Tetraethyllead was another of Thomas Midgley’s discoveries in the 1920s. Long the only effective agent in preventing “knock” in gasoline engines, tetraethyllead is now supplemented by tetramethyl lead, a similar compound. Although the knock problem was solved, a method was needed to get all traces of lead out of the engine cylinder. This removal was achieved by the addition of small quantities of a scavenger, ethylene dibromide, often in a mixture with ethylene dichloride.

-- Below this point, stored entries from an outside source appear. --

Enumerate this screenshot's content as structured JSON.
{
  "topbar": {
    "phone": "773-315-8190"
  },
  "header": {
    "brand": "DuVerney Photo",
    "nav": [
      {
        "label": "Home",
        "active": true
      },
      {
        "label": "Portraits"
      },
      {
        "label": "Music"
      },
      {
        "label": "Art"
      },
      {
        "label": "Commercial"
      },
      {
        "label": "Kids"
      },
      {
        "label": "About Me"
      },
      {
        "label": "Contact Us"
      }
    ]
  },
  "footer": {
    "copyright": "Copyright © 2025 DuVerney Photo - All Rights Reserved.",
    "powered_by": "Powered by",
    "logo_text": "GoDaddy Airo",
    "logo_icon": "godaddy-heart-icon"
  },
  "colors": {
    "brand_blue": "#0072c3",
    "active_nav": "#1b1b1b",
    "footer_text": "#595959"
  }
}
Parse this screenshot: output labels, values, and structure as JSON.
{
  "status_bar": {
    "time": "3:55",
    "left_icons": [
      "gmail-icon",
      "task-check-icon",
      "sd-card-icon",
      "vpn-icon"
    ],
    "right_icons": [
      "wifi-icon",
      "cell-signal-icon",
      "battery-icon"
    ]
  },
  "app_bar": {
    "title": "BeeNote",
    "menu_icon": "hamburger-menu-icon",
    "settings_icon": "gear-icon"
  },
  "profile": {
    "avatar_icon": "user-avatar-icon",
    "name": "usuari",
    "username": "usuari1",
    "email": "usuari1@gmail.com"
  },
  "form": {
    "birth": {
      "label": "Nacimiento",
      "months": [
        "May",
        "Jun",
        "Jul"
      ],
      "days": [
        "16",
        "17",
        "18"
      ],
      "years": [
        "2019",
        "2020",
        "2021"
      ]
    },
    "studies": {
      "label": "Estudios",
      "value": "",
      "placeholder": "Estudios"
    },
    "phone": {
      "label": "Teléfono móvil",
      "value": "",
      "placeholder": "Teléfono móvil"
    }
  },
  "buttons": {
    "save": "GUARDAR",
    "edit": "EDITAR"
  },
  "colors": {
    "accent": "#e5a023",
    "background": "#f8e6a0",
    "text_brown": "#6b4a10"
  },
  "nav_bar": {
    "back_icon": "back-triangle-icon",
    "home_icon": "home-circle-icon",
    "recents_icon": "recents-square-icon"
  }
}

For a time the expanding world automobile industry threatened a scarcity of bromine, obtained from brines from the Great Lakes region and Searles Lake in the United States, and from the Dead Sea, which contains about 0.5 percent bromine. To meet the demand it was necessary to turn to seawater, which contains about 70 parts per million bromine.

To produce bromine from seawater, very large volumes of water must be processed. A preferable site for the operation is a neck of land projecting into the ocean so that water can be taken from one side and discharged to the other, avoiding the problem of processing the same water. The water is made acid with a little sulfuric acid and then treated with chlorine, which releases bromine from the bromides.

A current of air removes the bromine as a very dilute mixture of bromine with air. The bromine is absorbed in sodium carbonate, after which treatment with sulfuric acid releases the bromine again in a much more concentrated form.

By far the greater part of the bromine produced is converted to ethylene dibromide by treatment with ethylene. Most of the ethylene dibromide is used in gasoline as a scavenger for lead; but it is also used as a fumigant, as a solvent for certain gums, and for further syntheses. The next most important bromine compound is methyl bromide, which is used as a fumigant, sometimes as a fire extinguisher, and for further syntheses.

Iodine

Iodine enters the chemical industry on a smaller scale. The largest producer is Japan, where iodine is obtained from seaweed. Seawater contains only about 0.05 part per million iodine, but some species of seaweed are able to concentrate this iodine manyfold, so that commercial extraction of the iodine is possible.

The most important industrial use of iodine compounds is the small amount of silver iodide used with silver bromide in photography. Iodine is important also in medicine (although this is not a large-scale use) in the treatment of certain thyroid conditions, and it is added to common table salt to prevent such conditions. It is also used directly as a disinfectant. Iodine is a component of a few useful dyes. The laboratory chemist frequently makes use of iodine or iodine compounds in synthesis and also in analysis. Crystalline silver iodide is useful in cloud seeding.